Berkata Imam Nawawi dalam Syarhu Muslim (14/372): “Dalam
hadits-hadits ini ada faidah, di antaranya: Dianjurkan mentahnik anak
yang baru lahir, dan ini merupakan sunnah dengan ijma’. Hendaknya yang
mentahnik adalah orang yang shalih dari kalangan laki-laki atau wanita.
Tahnik dilakukan dengan kurma dan ini mustahab, namun andai ada yang
mentahnik dengan selain kurma maka telah terjadi perbuatan tahnik, akan
tetapi tahnik dengan kurma lebih utama.

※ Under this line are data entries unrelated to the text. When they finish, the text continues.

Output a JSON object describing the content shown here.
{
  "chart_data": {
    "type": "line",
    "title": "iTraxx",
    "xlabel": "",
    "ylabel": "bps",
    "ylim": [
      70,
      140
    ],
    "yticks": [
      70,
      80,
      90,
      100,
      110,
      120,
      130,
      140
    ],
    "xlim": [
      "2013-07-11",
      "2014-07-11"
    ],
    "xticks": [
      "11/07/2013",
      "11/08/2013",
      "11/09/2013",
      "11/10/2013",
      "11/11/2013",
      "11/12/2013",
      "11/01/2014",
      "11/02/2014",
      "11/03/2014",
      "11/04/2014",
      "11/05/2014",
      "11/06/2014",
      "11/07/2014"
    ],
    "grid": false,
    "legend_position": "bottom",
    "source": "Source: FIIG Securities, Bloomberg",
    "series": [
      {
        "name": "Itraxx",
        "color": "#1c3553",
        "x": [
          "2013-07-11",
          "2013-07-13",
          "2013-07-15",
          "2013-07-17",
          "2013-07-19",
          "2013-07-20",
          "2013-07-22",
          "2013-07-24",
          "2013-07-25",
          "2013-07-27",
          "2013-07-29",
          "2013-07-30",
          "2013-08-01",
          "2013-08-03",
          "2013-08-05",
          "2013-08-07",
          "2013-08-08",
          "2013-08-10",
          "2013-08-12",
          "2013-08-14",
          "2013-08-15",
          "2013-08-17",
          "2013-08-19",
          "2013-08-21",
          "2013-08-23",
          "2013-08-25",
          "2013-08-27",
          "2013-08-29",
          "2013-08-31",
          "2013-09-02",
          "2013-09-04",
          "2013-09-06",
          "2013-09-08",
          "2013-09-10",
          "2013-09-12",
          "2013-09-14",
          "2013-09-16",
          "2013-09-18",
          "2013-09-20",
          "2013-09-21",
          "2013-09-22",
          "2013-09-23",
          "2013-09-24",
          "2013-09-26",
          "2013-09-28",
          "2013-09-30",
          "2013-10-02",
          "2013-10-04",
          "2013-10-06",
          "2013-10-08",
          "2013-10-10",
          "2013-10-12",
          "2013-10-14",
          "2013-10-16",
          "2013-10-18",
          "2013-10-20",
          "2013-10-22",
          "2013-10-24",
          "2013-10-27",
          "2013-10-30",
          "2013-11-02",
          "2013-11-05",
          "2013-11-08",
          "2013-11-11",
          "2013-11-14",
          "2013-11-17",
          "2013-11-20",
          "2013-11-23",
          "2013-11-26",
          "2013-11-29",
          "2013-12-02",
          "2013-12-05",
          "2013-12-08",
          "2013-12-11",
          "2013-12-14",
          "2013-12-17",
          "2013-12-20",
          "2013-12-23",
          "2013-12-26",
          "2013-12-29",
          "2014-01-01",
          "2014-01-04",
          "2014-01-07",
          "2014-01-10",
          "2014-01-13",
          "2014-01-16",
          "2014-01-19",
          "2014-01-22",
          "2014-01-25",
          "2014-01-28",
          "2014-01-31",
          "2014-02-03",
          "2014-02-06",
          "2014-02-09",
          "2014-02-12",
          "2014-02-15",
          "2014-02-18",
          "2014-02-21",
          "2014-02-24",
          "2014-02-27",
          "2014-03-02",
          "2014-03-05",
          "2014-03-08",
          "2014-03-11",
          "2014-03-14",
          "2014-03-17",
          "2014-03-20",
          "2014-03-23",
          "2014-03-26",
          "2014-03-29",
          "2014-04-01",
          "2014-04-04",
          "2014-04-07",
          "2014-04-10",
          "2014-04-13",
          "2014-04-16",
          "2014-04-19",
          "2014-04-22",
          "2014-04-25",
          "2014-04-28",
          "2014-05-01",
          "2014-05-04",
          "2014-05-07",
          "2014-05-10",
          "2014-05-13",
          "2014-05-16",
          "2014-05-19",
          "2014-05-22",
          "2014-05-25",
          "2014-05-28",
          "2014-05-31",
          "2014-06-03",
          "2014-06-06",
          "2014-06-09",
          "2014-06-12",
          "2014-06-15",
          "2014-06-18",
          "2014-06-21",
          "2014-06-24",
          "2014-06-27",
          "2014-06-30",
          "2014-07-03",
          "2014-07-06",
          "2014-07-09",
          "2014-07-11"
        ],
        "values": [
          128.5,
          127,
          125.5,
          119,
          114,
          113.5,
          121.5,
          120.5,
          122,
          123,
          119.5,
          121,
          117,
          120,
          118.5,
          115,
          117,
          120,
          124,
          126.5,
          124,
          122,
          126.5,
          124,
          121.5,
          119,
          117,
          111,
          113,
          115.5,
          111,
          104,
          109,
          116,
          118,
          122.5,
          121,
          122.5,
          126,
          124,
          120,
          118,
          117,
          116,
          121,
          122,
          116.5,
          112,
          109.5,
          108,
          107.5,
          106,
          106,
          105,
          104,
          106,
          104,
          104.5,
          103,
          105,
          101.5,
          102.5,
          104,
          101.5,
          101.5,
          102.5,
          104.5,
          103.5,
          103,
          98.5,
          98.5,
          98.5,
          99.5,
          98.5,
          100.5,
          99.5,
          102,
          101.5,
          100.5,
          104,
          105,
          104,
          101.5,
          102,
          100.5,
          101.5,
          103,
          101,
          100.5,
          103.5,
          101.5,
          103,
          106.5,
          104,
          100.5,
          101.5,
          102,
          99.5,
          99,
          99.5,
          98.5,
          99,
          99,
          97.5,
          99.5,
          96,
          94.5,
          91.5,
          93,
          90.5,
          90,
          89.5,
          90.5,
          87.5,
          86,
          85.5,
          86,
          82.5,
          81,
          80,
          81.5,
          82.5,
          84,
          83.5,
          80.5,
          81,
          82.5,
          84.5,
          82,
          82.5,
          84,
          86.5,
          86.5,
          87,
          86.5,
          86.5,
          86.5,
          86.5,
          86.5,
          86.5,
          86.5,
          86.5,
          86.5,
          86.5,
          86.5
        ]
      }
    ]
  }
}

Faidah lain diantaranya
menyerahkan pemberian nama untuk anak kepada orang yang shalih, maka ia
memilihkan untuk si anak nama yang ia senangi.” [Dinukil dengan sedikit perubahan]
Akan
tetapi tidak ada diriwayatkan dari sunnah kecuali tahnik denan kurma
sebagaimana telah lewat penyebutannya tentang tahnik Ibrahim bin Abi
Musa, Abdullah bin Az-Zubair dan Abdullah bin Abu Thalhah, maka tidak
pantas mengambil yang lain.
Hikmah Tahnik
Ulama
telah berbicara tantang hikmah yang terkandung dalam tahnik dan ada
beberapa pendapat yang mereka sebutkan dan mereka berselisih (berbeda
pendapat tentang hikmahnya). Namun tidak ada satu pun dari mereka yang
memiliki sandaran dalil syar’i.
Berkata
Imam Al-Aini dalam Umdatul Qari: “Bila engkau bertanya apa hikmah
tahnik? Aku jawab: Berkata sebagian mereka: Tahnik dilakukan sebagai
latihan makan bagi bayi hingga ia kuat. Sungguh aneh ucapan ini dan
betapa lemahnya … dimana letaknya waktu makan bagi bayi dibanding waktu
tahnik yang dilakukan ketika anak baru dilahirkan, sedangkan secara umum
anak baru dapat makan- makanan setelah berusia kurang lebih dua tahun.
Sebenarnya
hikmah tahnik adalah untuk pengharapan kebaikan bagi si anak dengan
keimanan, karena kurma adalah buah dari pohon yang disamakan oleh
Rasulullah Shallallahu ‘alaihi wa sallam dengan seorang mukmin dan juga
karena manisnya. Lebih-lebih bila yang mentahnik itu seorang yang
memiliki keutamaan, ulama dan orang shalih, karena ia memasukkan air
ludahnya ke dalam kerongkongan bayi.
Tidaklah
engkau lihat Rasulullah Shallallahu ‘alaihi wa sallam tatkala mentahnik
Abdullah bin Az-Zubair, dengan barakah air ludah Nabi Shallallahu
‘alaihi wa sallam Abdullah telah menghimpun keutamaan dan kesempurnaan
yang tidak dapat digambarkan. Dia seorang pembaca Al-Qur’an, orang yang
menjaga kemuliaan diri dalam Islam dan terdepan dalam kebaikan. [Umdatul
Qari bi Syarhi Shahih Al- Bukhari (21/84) oleh Al-Aini]
Kami katakan: Ini
adalah ludahnya Rasulullah Shallallahu ‘alaihi wa sallam adapun selain
beliau maka tidak boleh bertabarruk dengan air ludahnya.
Ilmu
kedokteran telah menetapkan faedah yang besar dari tahnik ini, yaitu
memindahkan sebagian mikroba dalam usus untuk membantu pencernaan
makanan. Namun sama saja, apakah yang disebutkan oleh ilmu kedokteran
ini benar atau tidak benar, yang jelas tahnik adalah sunnah mustahab
yang pasti dari Rasulullah Shallallahu ‘alaihi wa sallam, inilah
pegangan kita bukan yang lainnya dan tidak ada nash yang menerangkan
hikmahnya. Maka Allah lah yang lebih tahu hikmahnya.